O lado da demanda é uma IS convencional, onde o hiato do produto depende o desvio da taxa real de juros com relação à taxa neutra (r) e um choque de demanda u(t), também ruído branco.

h(t) = -c[i(t) – E[p(t)] - r] + u(t) (2)

A regra de política monetária é uma regra de Taylor genérica, de acordo com a qual o BC ajusta os desvios da taxa nominal de juros relativamente ao nível neutro de acordo com os desvios esperados da inflação com relação à meta p* e do hiato:

i(t) = r + E[p(t)] + a[E[p(t)]-p*] + bE[h(t)] (3)

Substituindo (3) em (2) e tirando as expectativas, temos a seguinte expressão para o valor esperado do hiato:

E[h(t)] = -[cb/(1+cb)] [E[p(t)]-p*] (4)

Tirando as expectativas de (1) e usando (4) achamos a seguinte expressão para as expectativas da inflação corrente:

E[p(t)] = K E[p(t+1)] + (1-K)p* (5)

Onde K = [1+cb]/ [1+c(b+fa)] (6)

Vamos começar com o caso a>0, isto é, quando o BC reage a uma taxa de inflação esperada mais alta aumentando a taxa nominal de juros em montante superior à variação da inflação, ou seja, elevando a taxa real de juros.

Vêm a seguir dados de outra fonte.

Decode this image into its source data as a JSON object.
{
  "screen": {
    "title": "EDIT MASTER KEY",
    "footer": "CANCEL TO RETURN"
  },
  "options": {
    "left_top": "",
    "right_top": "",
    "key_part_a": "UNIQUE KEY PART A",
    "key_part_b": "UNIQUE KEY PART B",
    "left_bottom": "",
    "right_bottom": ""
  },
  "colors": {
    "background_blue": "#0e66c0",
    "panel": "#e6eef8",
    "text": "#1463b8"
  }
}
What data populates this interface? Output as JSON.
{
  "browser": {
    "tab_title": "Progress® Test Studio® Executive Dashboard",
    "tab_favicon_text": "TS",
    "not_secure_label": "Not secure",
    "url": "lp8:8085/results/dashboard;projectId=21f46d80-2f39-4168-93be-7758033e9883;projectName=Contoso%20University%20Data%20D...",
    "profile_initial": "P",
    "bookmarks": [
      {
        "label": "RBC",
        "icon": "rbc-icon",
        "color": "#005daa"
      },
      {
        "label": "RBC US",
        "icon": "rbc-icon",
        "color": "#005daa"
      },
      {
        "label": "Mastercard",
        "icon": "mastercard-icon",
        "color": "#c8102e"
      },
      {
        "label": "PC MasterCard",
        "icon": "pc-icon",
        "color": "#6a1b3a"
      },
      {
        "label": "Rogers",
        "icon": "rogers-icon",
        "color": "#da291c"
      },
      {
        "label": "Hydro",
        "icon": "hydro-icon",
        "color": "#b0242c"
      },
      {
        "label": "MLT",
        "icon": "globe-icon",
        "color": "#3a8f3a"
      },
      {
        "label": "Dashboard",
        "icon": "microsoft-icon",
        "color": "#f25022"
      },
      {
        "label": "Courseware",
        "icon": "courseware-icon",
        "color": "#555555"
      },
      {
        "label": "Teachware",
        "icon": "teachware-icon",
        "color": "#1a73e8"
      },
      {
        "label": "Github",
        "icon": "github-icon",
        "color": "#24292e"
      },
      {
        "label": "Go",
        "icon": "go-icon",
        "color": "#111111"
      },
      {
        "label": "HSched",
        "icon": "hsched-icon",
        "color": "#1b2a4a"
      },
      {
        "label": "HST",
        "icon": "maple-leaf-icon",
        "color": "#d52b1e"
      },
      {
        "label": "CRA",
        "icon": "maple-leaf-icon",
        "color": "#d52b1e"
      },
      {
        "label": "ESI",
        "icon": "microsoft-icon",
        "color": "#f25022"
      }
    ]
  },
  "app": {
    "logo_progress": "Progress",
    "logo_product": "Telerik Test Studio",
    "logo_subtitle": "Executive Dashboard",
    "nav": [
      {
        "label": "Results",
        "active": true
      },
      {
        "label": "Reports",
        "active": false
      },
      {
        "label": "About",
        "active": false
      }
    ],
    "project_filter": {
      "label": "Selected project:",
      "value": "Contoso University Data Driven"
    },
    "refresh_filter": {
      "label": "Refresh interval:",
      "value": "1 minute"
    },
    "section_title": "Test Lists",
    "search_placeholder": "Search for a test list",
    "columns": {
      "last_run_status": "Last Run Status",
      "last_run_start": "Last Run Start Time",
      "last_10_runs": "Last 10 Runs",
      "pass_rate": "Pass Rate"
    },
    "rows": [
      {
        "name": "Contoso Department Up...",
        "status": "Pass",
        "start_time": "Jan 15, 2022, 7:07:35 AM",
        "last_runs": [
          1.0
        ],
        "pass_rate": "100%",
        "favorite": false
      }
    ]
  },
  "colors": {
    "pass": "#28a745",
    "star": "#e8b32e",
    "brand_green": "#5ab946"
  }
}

Por (6), quando a >0, K<1 e (5) sugere que a expectativa de inflação corrente é uma média ponderada da expectativa futura e da meta. (5) também é uma equação a diferença que pode ser resolvida recursivamente, isto é, adiantando (5) em um período e substituindo na equação original e repetindo para valores futuros. Quem fizer isto chega a uma expressão em que a expectativa hoje depende de um valor da expectativa de inflação num horizonte arbitrariamente longo de tempo descontada, porém, por um valor muito baixo, já que o coeficiente K (menor do que um) é elevado a uma potência arbitrariamente alta. Este valor desaparece e o que sobra é um termo de valor presente. Quem quiser pode checar, mas eu vou usar um método diferente.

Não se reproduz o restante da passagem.